Paradójicamente, desde sus inicios, las cárceles dieron señales de no ser un adecuado centro de reeducación (o su homólogo más reciente: reinserción social), sino no lo contrario, mientras más tiempo pasaba un delincuente en ellas, más delincuente se volvía. Los primeros estudios realizado en Chile, sobre el surgimiento de los centros de detención mostraban resultados desalentadores, señalando que las cárceles se configuraban como un centro de reforzamiento y contagio delictual (Fernández, 2003), por lo tanto, su desaparición debería ser inevitable. Sin embargo, permanecieron, permanecen, y la sociedad chilena clama por su fortalecimiento cada vez que los medios de comunicación refuerzan un discurso de inseguridad y excesivo garantismo de la justicia chilena.
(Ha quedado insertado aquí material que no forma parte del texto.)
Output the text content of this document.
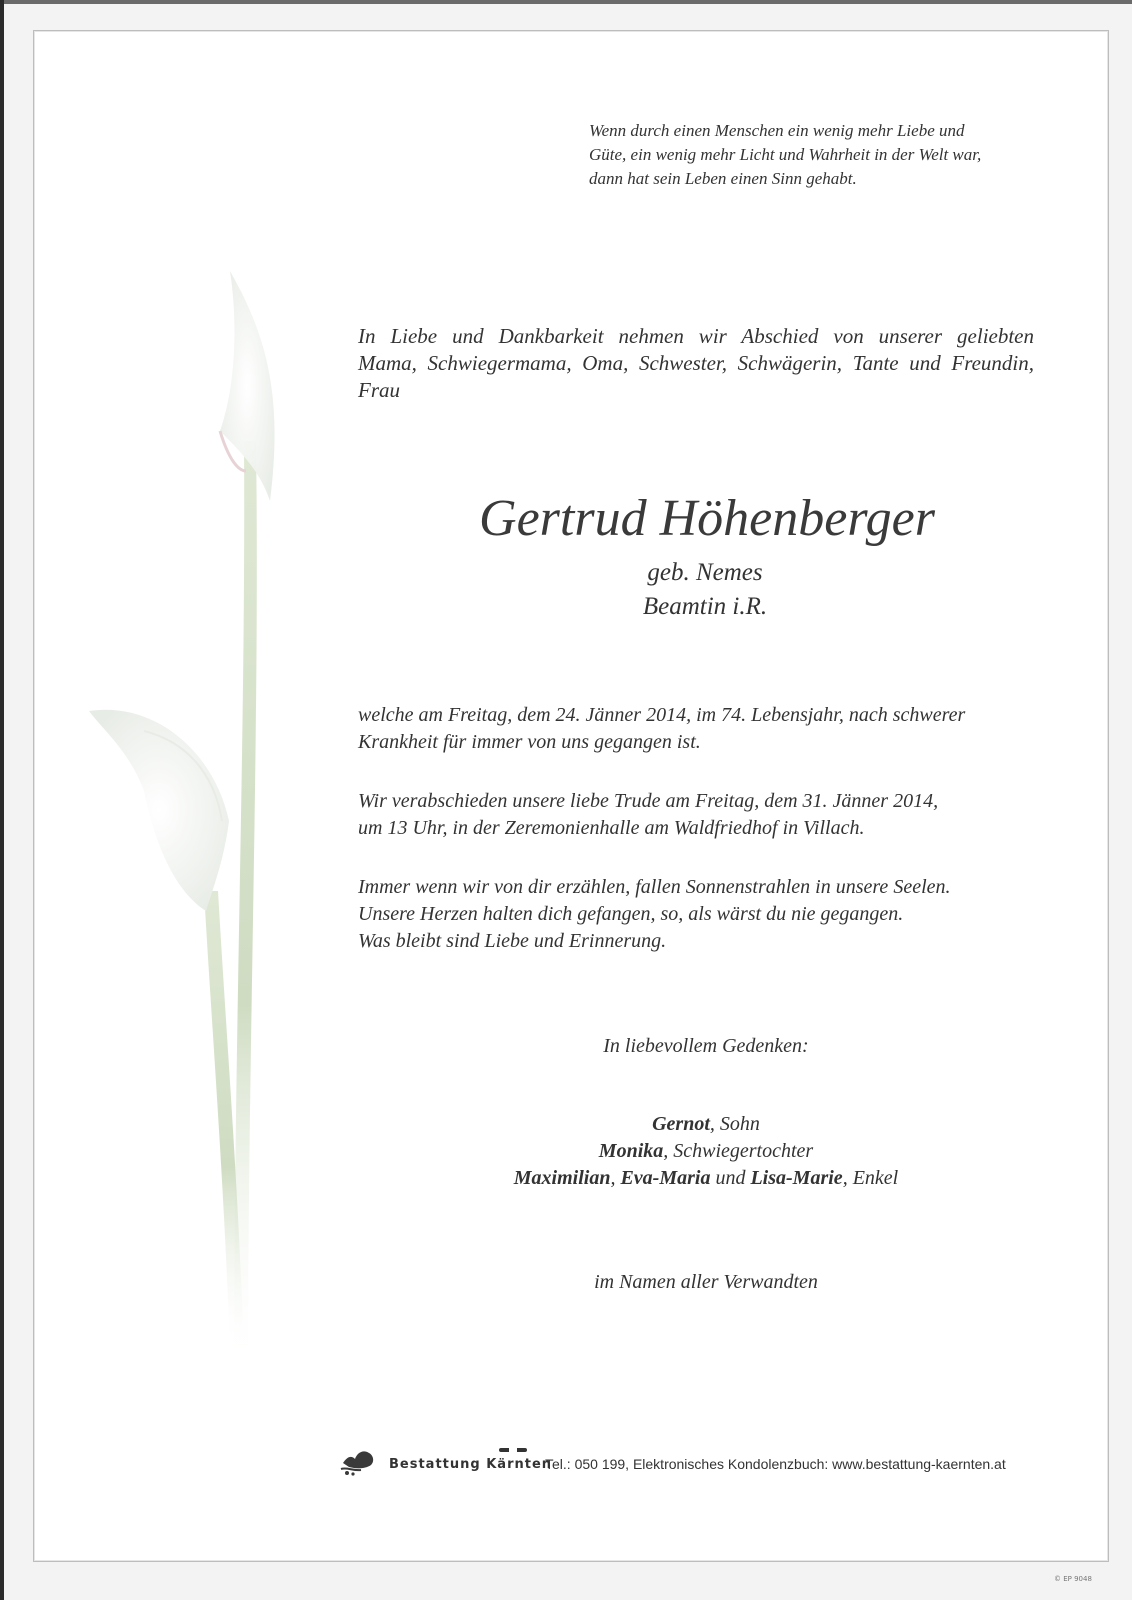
Wenn durch einen Menschen ein wenig mehr Liebe und
Güte, ein wenig mehr Licht und Wahrheit in der Welt war,
dann hat sein Leben einen Sinn gehabt.
In Liebe und Dankbarkeit nehmen wir Abschied von unserer geliebten
Mama, Schwiegermama, Oma, Schwester, Schwägerin, Tante und Freundin,
Frau
Gertrud Höhenberger
geb. Nemes
Beamtin i.R.
welche am Freitag, dem 24. Jänner 2014, im 74. Lebensjahr, nach schwerer
Krankheit für immer von uns gegangen ist.
Wir verabschieden unsere liebe Trude am Freitag, dem 31. Jänner 2014,
um 13 Uhr, in der Zeremonienhalle am Waldfriedhof in Villach.
Immer wenn wir von dir erzählen, fallen Sonnenstrahlen in unsere Seelen.
Unsere Herzen halten dich gefangen, so, als wärst du nie gegangen.
Was bleibt sind Liebe und Erinnerung.
In liebevollem Gedenken:
Gernot, Sohn
Monika, Schwiegertochter
Maximilian, Eva-Maria und Lisa-Marie, Enkel
im Namen aller Verwandten
Bestattung Kärnten
Tel.: 050 199, Elektronisches Kondolenzbuch: www.bestattung-kaernten.at
© EP 9048
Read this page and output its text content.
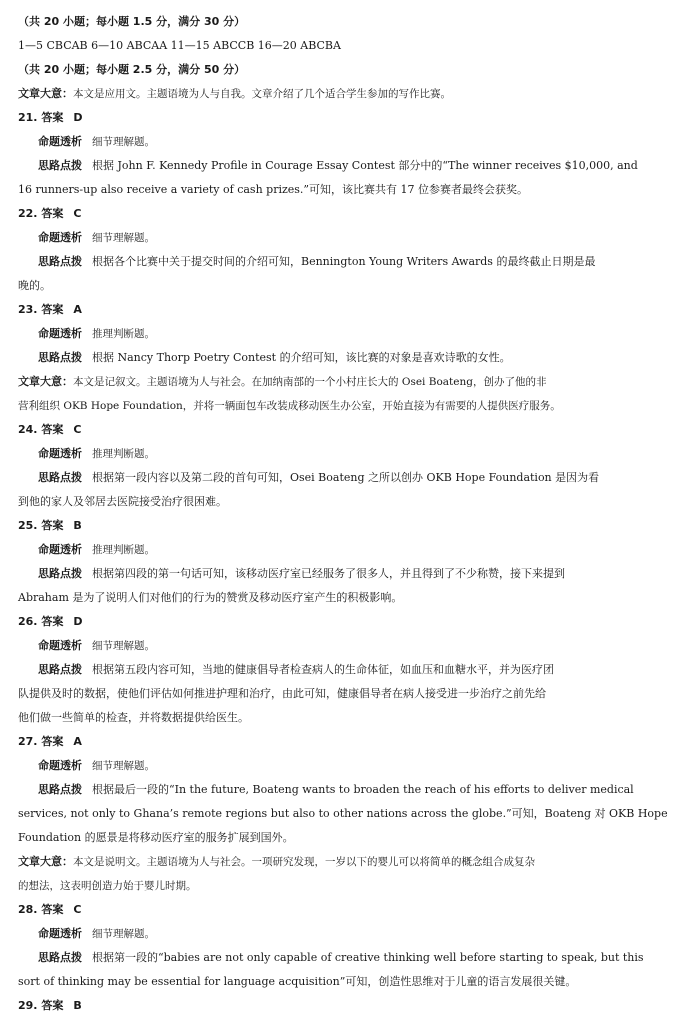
（共 20 小题；每小题 1.5 分，满分 30 分）
1—5 CBCAB 6—10 ABCAA 11—15 ABCCB 16—20 ABCBA
（共 20 小题；每小题 2.5 分，满分 50 分）
文章大意：本文是应用文。主题语境为人与自我。文章介绍了几个适合学生参加的写作比赛。
21. 答案 D
命题透析 细节理解题。
思路点拨 根据 John F. Kennedy Profile in Courage Essay Contest 部分中的“The winner receives $10,000, and
16 runners-up also receive a variety of cash prizes.”可知，该比赛共有 17 位参赛者最终会获奖。
22. 答案 C
命题透析 细节理解题。
思路点拨 根据各个比赛中关于提交时间的介绍可知，Bennington Young Writers Awards 的最终截止日期是最
晚的。
23. 答案 A
命题透析 推理判断题。
思路点拨 根据 Nancy Thorp Poetry Contest 的介绍可知，该比赛的对象是喜欢诗歌的女性。
文章大意：本文是记叙文。主题语境为人与社会。在加纳南部的一个小村庄长大的 Osei Boateng，创办了他的非
营利组织 OKB Hope Foundation，并将一辆面包车改装成移动医生办公室，开始直接为有需要的人提供医疗服务。
24. 答案 C
命题透析 推理判断题。
思路点拨 根据第一段内容以及第二段的首句可知，Osei Boateng 之所以创办 OKB Hope Foundation 是因为看
到他的家人及邻居去医院接受治疗很困难。
25. 答案 B
命题透析 推理判断题。
思路点拨 根据第四段的第一句话可知，该移动医疗室已经服务了很多人，并且得到了不少称赞，接下来提到
Abraham 是为了说明人们对他们的行为的赞赏及移动医疗室产生的积极影响。
26. 答案 D
命题透析 细节理解题。
思路点拨 根据第五段内容可知，当地的健康倡导者检查病人的生命体征，如血压和血糖水平，并为医疗团
队提供及时的数据，使他们评估如何推进护理和治疗，由此可知，健康倡导者在病人接受进一步治疗之前先给
他们做一些简单的检查，并将数据提供给医生。
27. 答案 A
命题透析 细节理解题。
思路点拨 根据最后一段的“In the future, Boateng wants to broaden the reach of his efforts to deliver medical
services, not only to Ghana’s remote regions but also to other nations across the globe.”可知，Boateng 对 OKB Hope
Foundation 的愿景是将移动医疗室的服务扩展到国外。
文章大意：本文是说明文。主题语境为人与社会。一项研究发现，一岁以下的婴儿可以将简单的概念组合成复杂
的想法，这表明创造力始于婴儿时期。
28. 答案 C
命题透析 细节理解题。
思路点拨 根据第一段的“babies are not only capable of creative thinking well before starting to speak, but this
sort of thinking may be essential for language acquisition”可知，创造性思维对于儿童的语言发展很关键。
29. 答案 B
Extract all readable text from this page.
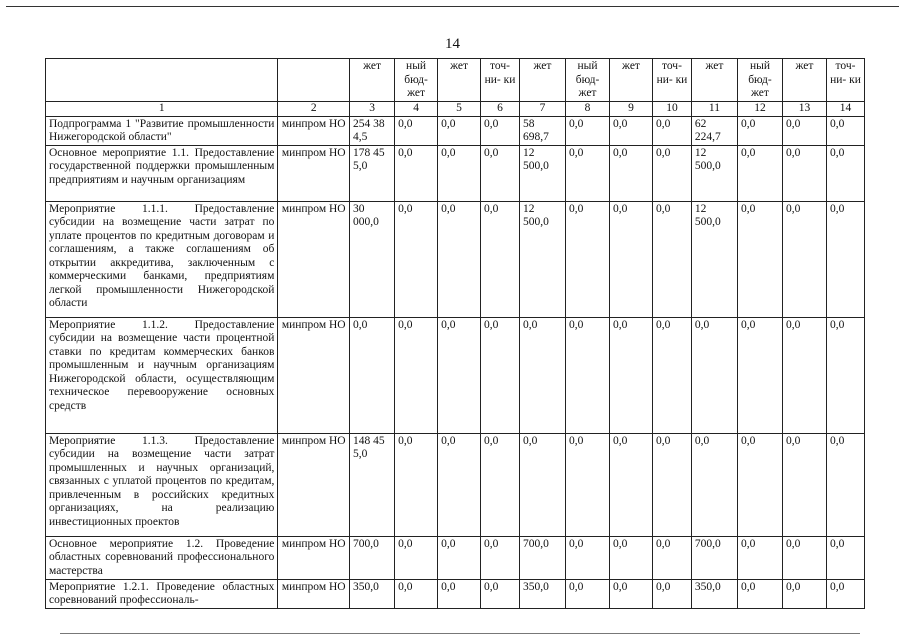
14
		жет	ный бюд- жет	жет	точ- ни- ки	жет	ный бюд- жет	жет	точ- ни- ки	жет	ный бюд- жет	жет	точ- ни- ки
1	2	3	4	5	6	7	8	9	10	11	12	13	14
Подпрограмма 1 "Развитие промышленности Нижегородской области"	минпром НО	254 38 4,5	0,0	0,0	0,0	58 698,7	0,0	0,0	0,0	62 224,7	0,0	0,0	0,0
Основное мероприятие 1.1. Предоставление государственной поддержки промышленным предприятиям и научным организациям	минпром НО	178 45 5,0	0,0	0,0	0,0	12 500,0	0,0	0,0	0,0	12 500,0	0,0	0,0	0,0
Мероприятие 1.1.1. Предоставление субсидии на возмещение части затрат по уплате процентов по кредитным договорам и соглашениям, а также соглашениям об открытии аккредитива, заключенным с коммерческими банками, предприятиям легкой промышленности Нижегородской области	минпром НО	30 000,0	0,0	0,0	0,0	12 500,0	0,0	0,0	0,0	12 500,0	0,0	0,0	0,0
Мероприятие 1.1.2. Предоставление субсидии на возмещение части процентной ставки по кредитам коммерческих банков промышленным и научным организациям Нижегородской области, осуществляющим техническое перевооружение основных средств	минпром НО	0,0	0,0	0,0	0,0	0,0	0,0	0,0	0,0	0,0	0,0	0,0	0,0
Мероприятие 1.1.3. Предоставление субсидии на возмещение части затрат промышленных и научных организаций, связанных с уплатой процентов по кредитам, привлеченным в российских кредитных организациях, на реализацию инвестиционных проектов	минпром НО	148 45 5,0	0,0	0,0	0,0	0,0	0,0	0,0	0,0	0,0	0,0	0,0	0,0
Основное мероприятие 1.2. Проведение областных соревнований профессионального мастерства	минпром НО	700,0	0,0	0,0	0,0	700,0	0,0	0,0	0,0	700,0	0,0	0,0	0,0
Мероприятие 1.2.1. Проведение областных соревнований профессиональ-	минпром НО	350,0	0,0	0,0	0,0	350,0	0,0	0,0	0,0	350,0	0,0	0,0	0,0
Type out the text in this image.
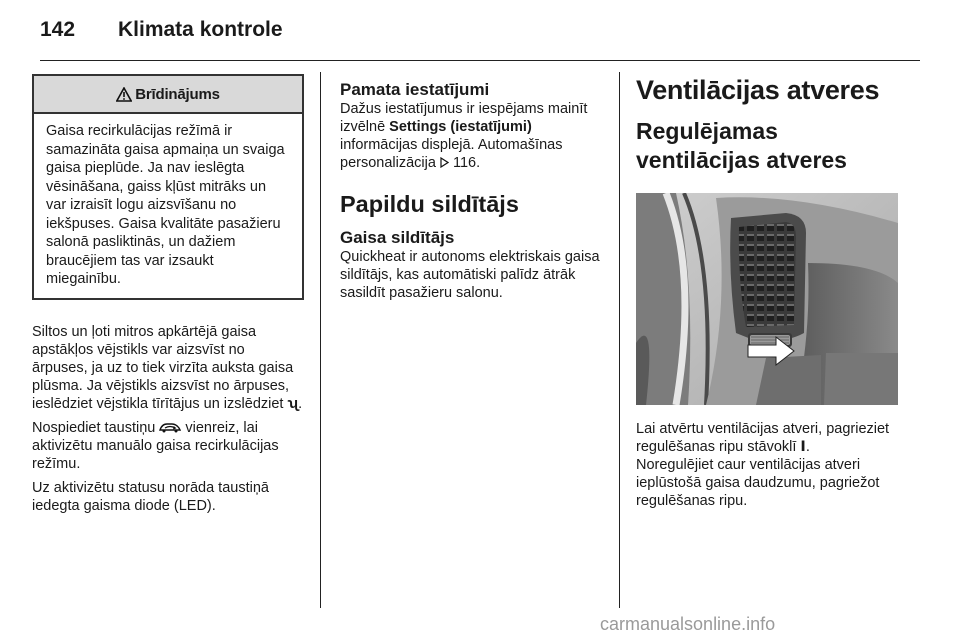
142 Klimata kontrole
Brīdinājums
Gaisa recirkulācijas režīmā ir samazināta gaisa apmaiņa un svaiga gaisa pieplūde. Ja nav ieslēgta vēsināšana, gaiss kļūst mitrāks un var izraisīt logu aizsvīšanu no iekšpuses. Gaisa kvalitāte pasažieru salonā pasliktinās, un dažiem braucējiem tas var izsaukt miegainību.

Siltos un ļoti mitros apkārtējā gaisa apstākļos vējstikls var aizsvīst no ārpuses, ja uz to tiek virzīta auksta gaisa plūsma. Ja vējstikls aizsvīst no ārpuses, ieslēdziet vējstikla tīrītājus un izslēdziet ʯ.

Nospiediet taustiņu  vienreiz, lai aktivizētu manuālo gaisa recirkulācijas režīmu.

Uz aktivizētu statusu norāda taustiņā iedegta gaisma diode (LED).

Pamata iestatījumi

Dažus iestatījumus ir iespējams mainīt izvēlnē Settings (iestatījumi) informācijas displejā. Automašīnas personalizācija  116.

Papildu sildītājs
Gaisa sildītājs

Quickheat ir autonoms elektriskais gaisa sildītājs, kas automātiski palīdz ātrāk sasildīt pasažieru salonu.

Ventilācijas atveres
Regulējamas ventilācijas atveres

Lai atvērtu ventilācijas atveri, pagrieziet regulēšanas ripu stāvoklī Ⅰ.

Noregulējiet caur ventilācijas atveri ieplūstošā gaisa daudzumu, pagriežot regulēšanas ripu.

carmanualsonline.info
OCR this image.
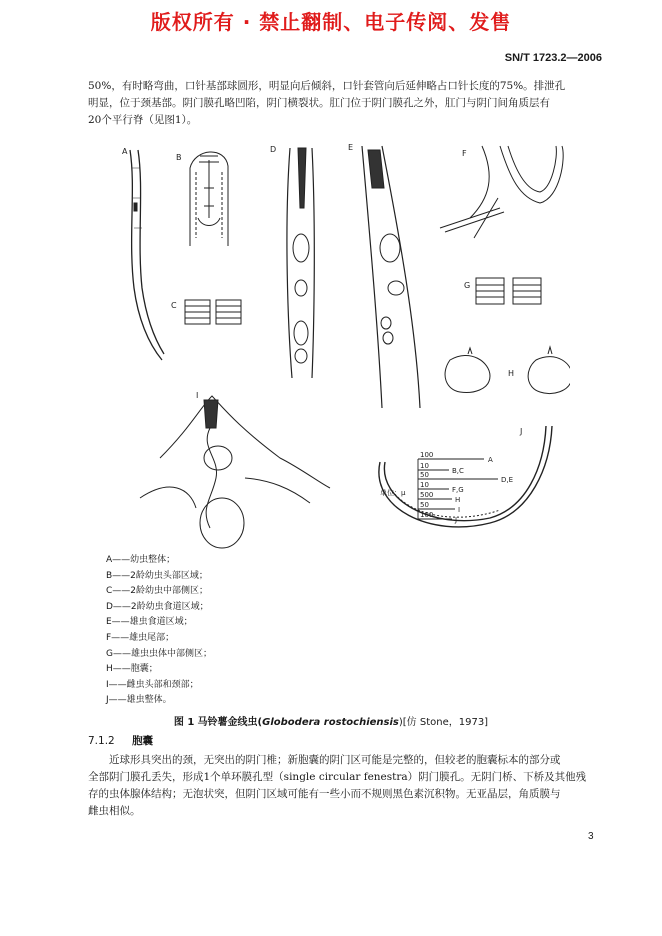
版权所有 · 禁止翻制、电子传阅、发售
SN/T 1723.2—2006

50%，有时略弯曲，口针基部球圆形，明显向后倾斜，口针套管向后延伸略占口针长度的75%。排泄孔

明显，位于颈基部。阴门膜孔略凹陷，阴门横裂状。肛门位于阴门膜孔之外，肛门与阴门间角质层有

20个平行脊（见图1）。

A
B
C
D	E
F
G
H
I
J
单位：μ
100
A
10
B,C
50
D,E
10
F,G
500
H
50
I
100
J
A——幼虫整体；
B——2龄幼虫头部区域；
C——2龄幼虫中部侧区；
D——2龄幼虫食道区域；
E——雄虫食道区域；
F——雄虫尾部；
G——雄虫虫体中部侧区；
H——胞囊；
I——雌虫头部和颈部；
J——雄虫整体。
图 1 马铃薯金线虫(Globodera rostochiensis)[仿 Stone，1973]
7.1.2 胞囊

近球形具突出的颈，无突出的阴门椎；新胞囊的阴门区可能是完整的，但较老的胞囊标本的部分或

全部阴门膜孔丢失，形成1个单环膜孔型（single circular fenestra）阴门膜孔。无阴门桥、下桥及其他残

存的虫体腺体结构；无泡状突，但阴门区域可能有一些小而不规则黑色素沉积物。无亚晶层，角质膜与

雌虫相似。

3
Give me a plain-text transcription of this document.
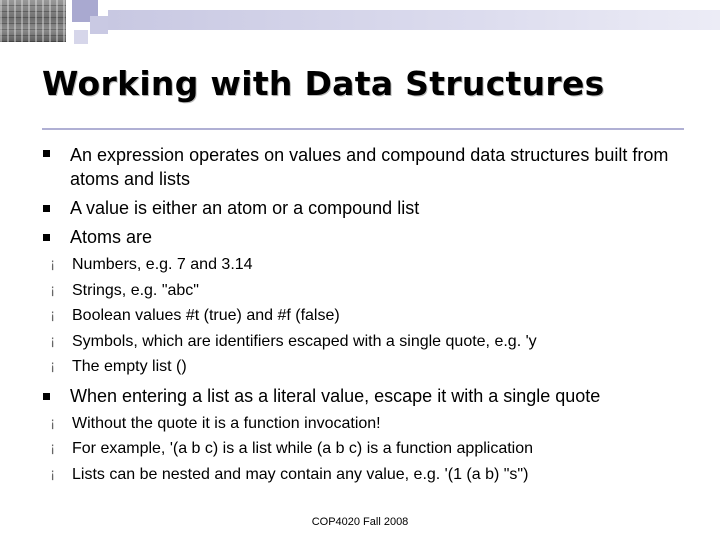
Working with Data Structures
An expression operates on values and compound data structures built from atoms and lists
A value is either an atom or a compound list
Atoms are
¡ Numbers, e.g. 7 and 3.14
¡ Strings, e.g. "abc"
¡ Boolean values #t (true) and #f (false)
¡ Symbols, which are identifiers escaped with a single quote, e.g. 'y
¡ The empty list ()
When entering a list as a literal value, escape it with a single quote
¡ Without the quote it is a function invocation!
¡ For example, '(a b c) is a list while (a b c) is a function application
¡ Lists can be nested and may contain any value, e.g. '(1 (a b) "s")
COP4020 Fall 2008
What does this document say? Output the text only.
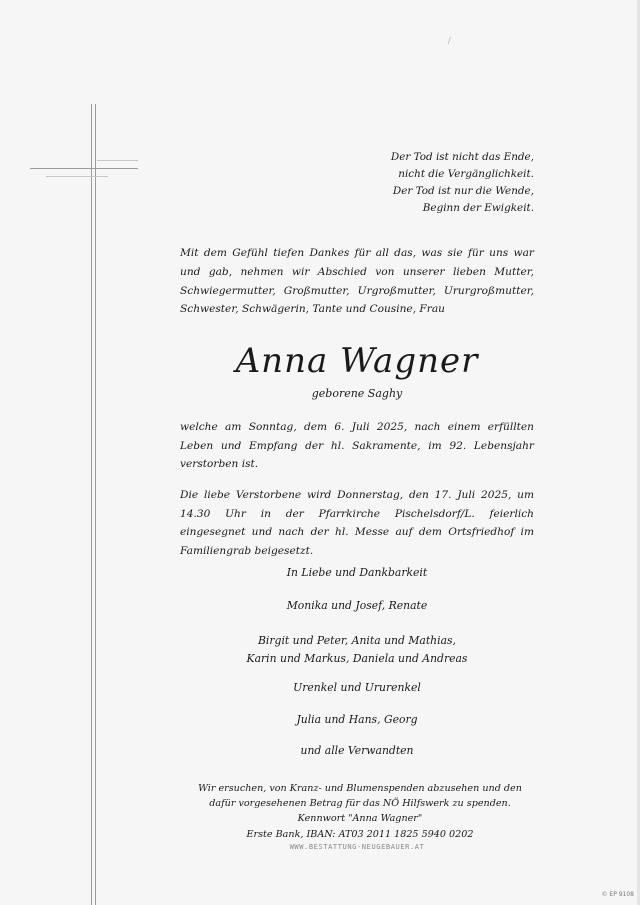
/
Der Tod ist nicht das Ende,
nicht die Vergänglichkeit.
Der Tod ist nur die Wende,
Beginn der Ewigkeit.

Mit dem Gefühl tiefen Dankes für all das, was sie für uns war und gab, nehmen wir Abschied von unserer lieben Mutter, Schwiegermutter, Großmutter, Urgroßmutter, Ururgroßmutter, Schwester, Schwägerin, Tante und Cousine, Frau

Anna Wagner
geborene Saghy

welche am Sonntag, dem 6. Juli 2025, nach einem erfüllten Leben und Empfang der hl. Sakramente, im 92. Lebensjahr verstorben ist.

Die liebe Verstorbene wird Donnerstag, den 17. Juli 2025, um 14.30 Uhr in der Pfarrkirche Pischelsdorf/L. feierlich eingesegnet und nach der hl. Messe auf dem Ortsfriedhof im Familiengrab beigesetzt.

In Liebe und Dankbarkeit
Monika und Josef, Renate
Birgit und Peter, Anita und Mathias,
Karin und Markus, Daniela und Andreas
Urenkel und Ururenkel
Julia und Hans, Georg
und alle Verwandten
Wir ersuchen, von Kranz- und Blumenspenden abzusehen und den
dafür vorgesehenen Betrag für das NÖ Hilfswerk zu spenden.
Kennwort "Anna Wagner"
Erste Bank, IBAN: AT03 2011 1825 5940 0202
WWW.BESTATTUNG-NEUGEBAUER.AT
© EP 9108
Entonces… muchos nos preguntarnos ¿Para qué sirven las cárceles?, ¿Por qué se piensa en ellas como el principal mecanismo de sanción?, y ¿Cuál es su principal función como mecanismo de control social?
Pareciera ser que la consigan de filósofo francés, Michel Foucault (1926-1984), planteada en su conferencia realizada en Brasil en 1973, vuelve a resonar como una respuesta coherente a estas preguntas, al advertirnos que las cárceles son funcionales, porque, de hecho, producen delincuentes y la delincuencia tiene una utilidad económica-política en las sociedades que conocemos: “cuantos más delincuentes existan, más crímenes existirán; cuantos más crímenes haya, más miedo tendrá la población y cuanto más miedo en la población, más aceptable y deseable se vuelve el sistema de control policial. La existencia de ese pequeño peligro interno permanente es una de las condiciones de aceptabilidad de ese sistema de control, lo que explica por qué en los periódicos, en la radio, en la televisión, en todos los países del mundo sin ninguna excepción, se concede tanto espacio a la criminalidad como si se tratase de una permanente novedad” (Foucault, 1975).